O’Connor is a leading figure in what critics long ago named the Southern Gothic school of literature. William Faulkner, one supposes, is the most renowned member of the school, although the Library of America reports that O’Connor’s Collected Works outsells their edition of his. She grew up in Milledgeville, Georgia, a place she left but to which she returned when she was diagnosed with the disease, lupus, that would take her life at age 39 in 1964. Probably nobody ever called her good-looking, and she apparently loved only one man in her life, a traveling textbook salesman who did not return her feeling and moved on. She knew about sadness, loneliness, suffering, dying (not simply her own; lupus had killed her father when she was a girl) and also humor. You can read some of the funniest scenes in all of American literature in her work.

Besides being Southern Gothic, O’Connor’s work is intensely Catholic. That doesn’t mean she wrote about the Church or priests or miracles or saints, no more than did that other great Southern Catholic novelist of the last half of the 20th century, Walker Percy. She wrote about freaks. It is what made her work Southern Gothic, apart from its earthy sensibility. The line one always reads in anything about O’Connor is her remarking: “Whenever I’m asked why Southern writers particularly have a penchant for writing about freaks, I say it is because we are still able to recognize one.”

As for her Catholicism, it is manifest for those with eyes to see in the freakish things O’Connor’s freaks do, in the actions they perform. The protagonist of Wise Blood, a young fanatic who is a kind of ultimate Puritan, founds a “Church of Christ without Christ” and does penance for his sins by gouging out one of his eyes. In The Violent Bear It Away, another character accidentally drowns a cousin while trying to baptize him, gets raped, and stumbles off “toward the dark city, where the children of God lay sleeping.” In the story “Greenleaf” a woman disdainful of the tenants who farm land she owns gets hers: she is gored to death by their bull. In “Good Country People” a young woman made bitter by the loss of a leg in childhood is seduced by a Bible salesman who takes off with her prosthesis when he abandons her. In “A Good Man Is Hard to Find” a family is mindlessly slaughtered by an escaped convict.

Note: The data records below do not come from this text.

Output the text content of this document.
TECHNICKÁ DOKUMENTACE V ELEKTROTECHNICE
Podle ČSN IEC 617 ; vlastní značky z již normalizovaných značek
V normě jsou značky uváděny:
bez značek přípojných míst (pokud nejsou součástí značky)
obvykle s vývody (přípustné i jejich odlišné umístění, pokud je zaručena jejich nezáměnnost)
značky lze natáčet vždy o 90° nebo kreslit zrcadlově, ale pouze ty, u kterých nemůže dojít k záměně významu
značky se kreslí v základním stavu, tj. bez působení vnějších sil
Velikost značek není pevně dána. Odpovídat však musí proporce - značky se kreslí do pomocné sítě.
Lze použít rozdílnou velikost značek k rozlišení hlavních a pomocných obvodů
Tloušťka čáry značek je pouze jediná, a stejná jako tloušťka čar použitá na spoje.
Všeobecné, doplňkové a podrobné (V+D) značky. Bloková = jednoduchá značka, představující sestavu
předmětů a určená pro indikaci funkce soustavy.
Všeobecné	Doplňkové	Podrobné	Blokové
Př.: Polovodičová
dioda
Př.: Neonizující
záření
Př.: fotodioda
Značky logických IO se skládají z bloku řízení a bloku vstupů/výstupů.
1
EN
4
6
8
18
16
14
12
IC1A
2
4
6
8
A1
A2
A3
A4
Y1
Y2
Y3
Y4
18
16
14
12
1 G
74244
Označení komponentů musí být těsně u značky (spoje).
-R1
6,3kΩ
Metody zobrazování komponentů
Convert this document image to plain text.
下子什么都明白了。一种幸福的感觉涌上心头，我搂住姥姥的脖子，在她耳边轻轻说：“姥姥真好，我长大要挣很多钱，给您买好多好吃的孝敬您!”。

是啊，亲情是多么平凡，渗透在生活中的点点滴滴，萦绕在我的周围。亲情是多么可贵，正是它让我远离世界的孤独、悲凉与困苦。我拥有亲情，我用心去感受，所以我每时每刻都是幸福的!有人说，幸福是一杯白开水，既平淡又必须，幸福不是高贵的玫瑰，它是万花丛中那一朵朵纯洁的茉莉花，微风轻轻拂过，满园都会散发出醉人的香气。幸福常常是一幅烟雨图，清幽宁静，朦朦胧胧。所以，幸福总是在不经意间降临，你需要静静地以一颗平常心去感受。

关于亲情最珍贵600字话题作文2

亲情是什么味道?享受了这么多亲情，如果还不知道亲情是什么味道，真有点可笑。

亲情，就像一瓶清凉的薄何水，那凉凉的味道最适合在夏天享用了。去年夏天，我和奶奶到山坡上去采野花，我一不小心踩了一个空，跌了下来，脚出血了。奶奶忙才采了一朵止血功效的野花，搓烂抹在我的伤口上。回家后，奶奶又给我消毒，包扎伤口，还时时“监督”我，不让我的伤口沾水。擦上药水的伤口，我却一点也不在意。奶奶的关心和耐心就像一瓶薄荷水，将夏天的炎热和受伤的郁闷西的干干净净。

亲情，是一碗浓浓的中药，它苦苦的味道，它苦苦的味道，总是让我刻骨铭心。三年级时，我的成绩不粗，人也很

Why does O’Connor write about such things? Because, as far as she was concerned, there is “nothing harder or less sentimental than Christian realism.” In other words, as freakish, grotesque, mean, cruel, often inexplicable and sometimes horrifying as are the sins and other actions performed by her characters, they are human actions. Evil exists. Men, real living men, do unspeakable things, sometimes for a reason the rest of us cannot fathom. For instance, a man out in Middletown the other day killed his wife and children as they lay sleeping in their beds, then killed himself.

The point? Evil, O’Connor writes, enlightened by her Catholic faith and summing up in a few words a truth theologians and philosophers may not convey as successfully in thick volumes, is not “a problem to be solved but a mystery to be endured.”

She also wrote something else. It may be taken as guidance by those of us who so far have endured in an age that abounds in evil, often made more so, we feel, by the mindlessness with which it is committed. “You have to push as hard on the age that pushes against you.”